The history of the small white building known as Painted Forest is as compelling as the artwork inside — an all-encompassing (walls and ceiling) set of murals created by an itinerant artist named Ernst Hüpeden in the late 1890s. Hüpeden arrived in New York from Germany in 1878 and began walking and painting his way west. By the time he arrived in Valton, he was asked by the Modern Woodmen of America, who owned the building, to paint a scene on the stage curtain. That led to the larger work, an effort that took two years.
Baraboo was once known as “Circus City,” since it was the headquarters of the Ringling brothers from 1884 to 1917. One of the five brothers, known as AL., built an imposing red brick home in Baraboo in 1905, and today it’s on the national registry of historic places and open for tours. A sumptuous theater in town also bears AL.’s name, and the icing on the cake (or foam on the glass) is the AL. Ringling Brewing Company, which opened September of 2020.

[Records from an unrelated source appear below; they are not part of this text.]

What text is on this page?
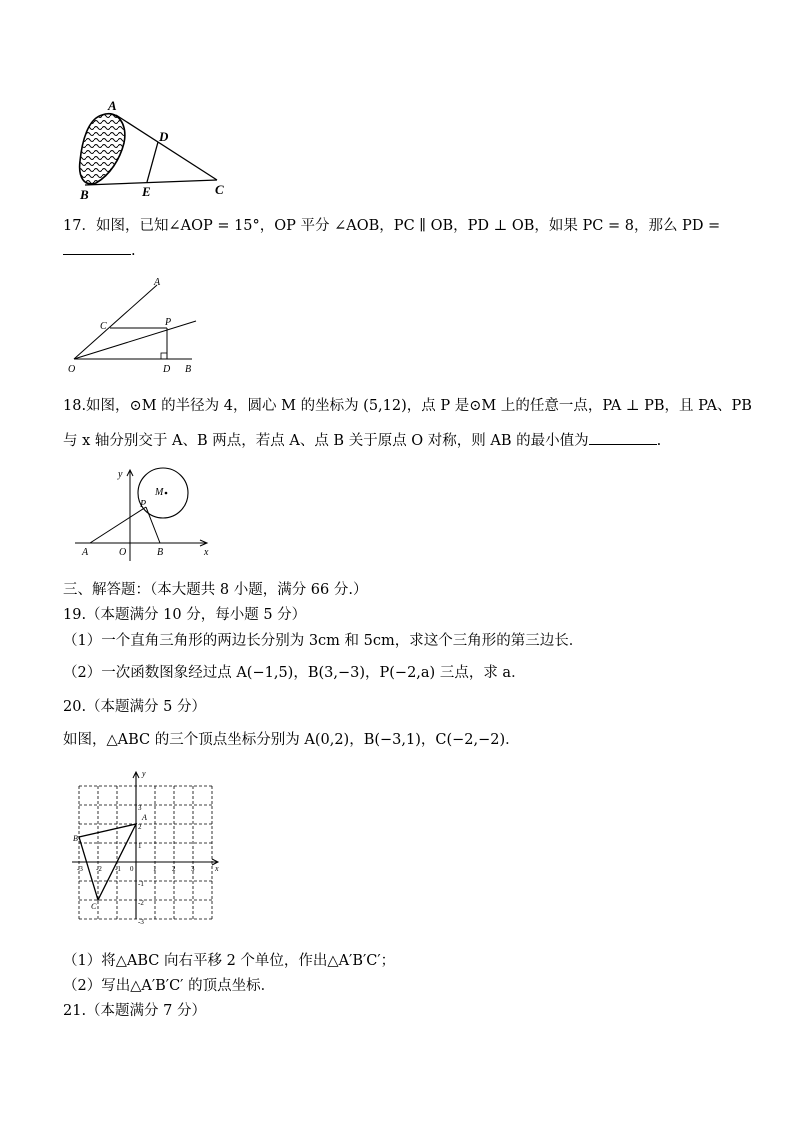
A
B	C
D
E
17．如图，已知∠AOP = 15°，OP 平分 ∠AOB，PC ∥ OB，PD ⊥ OB，如果 PC = 8，那么 PD =
.
A
C	P
O	D B
18.如图，⊙M 的半径为 4，圆心 M 的坐标为 (5,12)，点 P 是⊙M 上的任意一点，PA ⊥ PB，且 PA、PB
与 x 轴分别交于 A、B 两点，若点 A、点 B 关于原点 O 对称，则 AB 的最小值为	.
y
x
M
P
A	O	B
三、解答题：（本大题共 8 小题，满分 66 分.）
19.（本题满分 10 分，每小题 5 分）
（1）一个直角三角形的两边长分别为 3cm 和 5cm，求这个三角形的第三边长．
（2）一次函数图象经过点 A(−1,5)，B(3,−3)，P(−2,a) 三点，求 a．
20.（本题满分 5 分）
如图，△ABC 的三个顶点坐标分别为 A(0,2)，B(−3,1)，C(−2,−2)．
y
x
A
B
C
0
-3 -2 -1	1 2 3
3
2
1
-1
-2
-3
（1）将△ABC 向右平移 2 个单位，作出△A′B′C′；
（2）写出△A′B′C′ 的顶点坐标．
21.（本题满分 7 分）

When he’s not on one of his epic bike rides or training service dogs, Rob Nelson is the genial face at the vital community book store in Baraboo. Founded in 1998 as a used book shop, The Village Booksmith now stocks current works along with second-hand and rare titles. It also hosts frequent readings and music events.
The American Players Theatre, founded in 1980, is nestled on 110 acres of woods and meadows near Spring Green. It actually houses two theaters — Hill, an outdoor amphitheater, and Touchstone, an intimate indoor theater. APT keeps a series of nine plays, classic and modern, in its rotating repertory from June through November.